Bu yetmezmiş gibi bir de  Avrupa Birliği  Türkiye’deki tüm koyun ve
keçilerin küpelenmesini buyurmaktadır. Küpelemenin amaçlarından birisi
olarak gıda güvenliği olgusu gösteriliyor ve kişinin sofrasına gelen
koyun/keçi etinin gerekli görüldüğünde menşeine kadar gitmenin bu
yolla mümkün olacağı iddia ediliyor. Eskiden “kel başa şimşir tarak “
diye bir söz vardı, tam da buna uyuyor. Sanki, Türkiye’deki hayvan
kesimlerinin % 60-70 i kaçak değilmiş gibi koyunu küpeleyip
gerektiğinde menşeine gidileceği söyleniyor. Yakında kutlayacağımız
kurban bayramında koyununu kesen vatandaş  kulak numarasını gidip
Tarım İl ya da İlçe Müdürlüklerine bildirecek. Böyle bir şey olabilir
mi Türkiye’de? Mezbahalardaki kesimlerin  ne denli denetimsiz ve baskı
altında yapıldığını daha geçenlerde bir bilim adamımızın Taraf
Gazetesi ile yaptığı söyleşiden öğrendik. On milyon sığırı küpeledik
de şimdi sıra yirmi beş milyon koyun/keçiye mi geldi? AB Ülkeleri için
sorun yok, nereden baksan en fazla 2-2.5 milyon baş koyunu eski yöntem
olduğu için küpelemiyorlar, çipliyorlar. Kamu veteriner hekimleri ya da
anlaşmalı serbest veteriner hekimler artık işi gücü bırakıp koyun
küpeleyip bilgisayara kaydedecek. O zaman ne diye uğraşıp duruyoruz,
Veteriner Fakültelerinde öğrencilere sadece küpe takmayı ve
bilgisayara veri kaydetmeyi öğretelim olsun bitsin. Bir meslek bu hale
getirilir mi Allah aşkına? Sakın bu sözlerimden koyun ve keçilerin
kayıt altına alınmasına karşı olduğum anlamı çıkarılmasın.
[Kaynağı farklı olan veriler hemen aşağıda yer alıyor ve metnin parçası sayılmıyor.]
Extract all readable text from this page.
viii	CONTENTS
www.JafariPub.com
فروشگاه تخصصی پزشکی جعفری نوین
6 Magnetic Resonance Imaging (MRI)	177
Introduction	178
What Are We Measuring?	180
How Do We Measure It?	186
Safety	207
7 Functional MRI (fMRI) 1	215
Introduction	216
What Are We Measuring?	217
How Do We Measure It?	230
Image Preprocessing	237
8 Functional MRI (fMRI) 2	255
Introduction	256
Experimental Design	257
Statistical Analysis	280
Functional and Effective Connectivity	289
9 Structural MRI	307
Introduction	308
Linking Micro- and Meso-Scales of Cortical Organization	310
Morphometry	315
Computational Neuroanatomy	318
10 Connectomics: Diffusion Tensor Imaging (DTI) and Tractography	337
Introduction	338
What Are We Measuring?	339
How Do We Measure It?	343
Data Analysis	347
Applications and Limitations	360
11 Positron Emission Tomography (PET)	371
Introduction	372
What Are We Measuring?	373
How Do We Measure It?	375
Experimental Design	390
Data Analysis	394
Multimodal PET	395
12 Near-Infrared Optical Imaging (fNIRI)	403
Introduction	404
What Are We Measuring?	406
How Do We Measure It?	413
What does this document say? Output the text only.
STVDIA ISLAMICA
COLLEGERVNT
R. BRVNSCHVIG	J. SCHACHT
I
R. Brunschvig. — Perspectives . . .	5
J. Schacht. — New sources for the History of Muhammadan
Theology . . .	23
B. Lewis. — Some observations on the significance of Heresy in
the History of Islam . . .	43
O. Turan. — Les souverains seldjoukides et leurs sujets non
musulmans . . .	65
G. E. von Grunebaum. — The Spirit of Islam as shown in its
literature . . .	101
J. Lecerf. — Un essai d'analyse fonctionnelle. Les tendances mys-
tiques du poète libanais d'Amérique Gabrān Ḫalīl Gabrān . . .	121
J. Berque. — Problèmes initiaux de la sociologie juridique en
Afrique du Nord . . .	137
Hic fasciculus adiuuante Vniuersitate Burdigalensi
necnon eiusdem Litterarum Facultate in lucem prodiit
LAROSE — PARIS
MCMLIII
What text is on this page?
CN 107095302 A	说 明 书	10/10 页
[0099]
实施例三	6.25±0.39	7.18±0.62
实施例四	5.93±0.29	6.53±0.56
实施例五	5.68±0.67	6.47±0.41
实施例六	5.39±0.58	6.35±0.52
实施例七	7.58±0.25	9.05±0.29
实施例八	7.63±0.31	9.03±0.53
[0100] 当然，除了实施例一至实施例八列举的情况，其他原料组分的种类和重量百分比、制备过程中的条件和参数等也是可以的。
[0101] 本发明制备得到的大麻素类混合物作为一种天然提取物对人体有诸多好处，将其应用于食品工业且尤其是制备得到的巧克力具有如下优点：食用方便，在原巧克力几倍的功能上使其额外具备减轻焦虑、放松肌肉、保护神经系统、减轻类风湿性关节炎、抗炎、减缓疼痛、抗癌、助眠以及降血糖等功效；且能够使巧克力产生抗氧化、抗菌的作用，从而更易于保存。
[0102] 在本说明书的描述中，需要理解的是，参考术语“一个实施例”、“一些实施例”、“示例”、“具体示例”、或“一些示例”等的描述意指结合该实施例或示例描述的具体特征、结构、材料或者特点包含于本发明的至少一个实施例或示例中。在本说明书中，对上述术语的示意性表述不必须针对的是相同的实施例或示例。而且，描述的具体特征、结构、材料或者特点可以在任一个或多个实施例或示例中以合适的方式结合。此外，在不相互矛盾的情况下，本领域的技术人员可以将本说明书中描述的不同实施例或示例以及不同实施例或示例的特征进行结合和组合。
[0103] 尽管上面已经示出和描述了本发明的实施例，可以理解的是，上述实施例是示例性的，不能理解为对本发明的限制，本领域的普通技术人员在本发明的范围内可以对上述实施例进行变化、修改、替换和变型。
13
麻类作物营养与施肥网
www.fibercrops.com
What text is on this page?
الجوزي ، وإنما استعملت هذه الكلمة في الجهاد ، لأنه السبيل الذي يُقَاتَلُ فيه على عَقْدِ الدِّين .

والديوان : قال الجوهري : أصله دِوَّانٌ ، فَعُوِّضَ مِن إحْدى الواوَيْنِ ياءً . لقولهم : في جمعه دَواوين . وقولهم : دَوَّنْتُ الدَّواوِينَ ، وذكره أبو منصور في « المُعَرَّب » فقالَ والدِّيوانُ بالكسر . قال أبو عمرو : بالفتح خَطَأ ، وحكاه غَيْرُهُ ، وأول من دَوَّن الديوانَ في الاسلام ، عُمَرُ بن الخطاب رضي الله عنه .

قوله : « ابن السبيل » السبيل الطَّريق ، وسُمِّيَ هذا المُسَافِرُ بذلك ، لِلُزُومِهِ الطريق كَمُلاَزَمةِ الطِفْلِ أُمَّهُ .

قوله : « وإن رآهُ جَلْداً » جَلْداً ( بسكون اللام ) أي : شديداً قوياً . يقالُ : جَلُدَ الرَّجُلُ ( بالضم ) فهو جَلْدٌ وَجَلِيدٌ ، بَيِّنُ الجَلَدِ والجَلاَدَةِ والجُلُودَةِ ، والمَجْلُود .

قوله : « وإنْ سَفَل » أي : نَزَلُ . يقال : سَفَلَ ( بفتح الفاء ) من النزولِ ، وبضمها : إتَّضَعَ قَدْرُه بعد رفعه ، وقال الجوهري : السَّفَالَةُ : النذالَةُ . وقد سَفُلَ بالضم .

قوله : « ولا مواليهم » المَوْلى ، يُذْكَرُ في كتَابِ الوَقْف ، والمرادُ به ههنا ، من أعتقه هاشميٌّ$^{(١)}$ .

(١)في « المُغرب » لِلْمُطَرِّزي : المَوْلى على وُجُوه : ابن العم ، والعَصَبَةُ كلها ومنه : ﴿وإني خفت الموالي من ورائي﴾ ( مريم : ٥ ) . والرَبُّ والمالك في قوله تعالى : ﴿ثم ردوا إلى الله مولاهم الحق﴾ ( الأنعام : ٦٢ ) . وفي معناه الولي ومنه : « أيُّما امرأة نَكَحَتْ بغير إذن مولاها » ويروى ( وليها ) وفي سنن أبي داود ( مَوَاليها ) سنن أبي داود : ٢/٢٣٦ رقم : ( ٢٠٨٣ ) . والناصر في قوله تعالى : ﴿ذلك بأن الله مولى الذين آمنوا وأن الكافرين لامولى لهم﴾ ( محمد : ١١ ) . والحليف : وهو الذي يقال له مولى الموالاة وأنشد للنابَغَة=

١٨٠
Benim
iddiam hayvancılığımızın ve o arada da koyun/keçi yetiştiriciliğimizin
çözülmesi gereken çok acil sorunları varken meslektaşlarımızın iş
gücünü ve enerjisini bu konuya değil de başta şap olmak üzere
ekonomimizi olumsuz etkileyen hayvan hastalıklarının eradikasyonuna
ayırmamızın daha doğru olacağıdır..
                 Veteriner hekimliğimize gelince önceden de
belirttiğim gibi şu anda çok büyük bir kriz yaşamaktadır.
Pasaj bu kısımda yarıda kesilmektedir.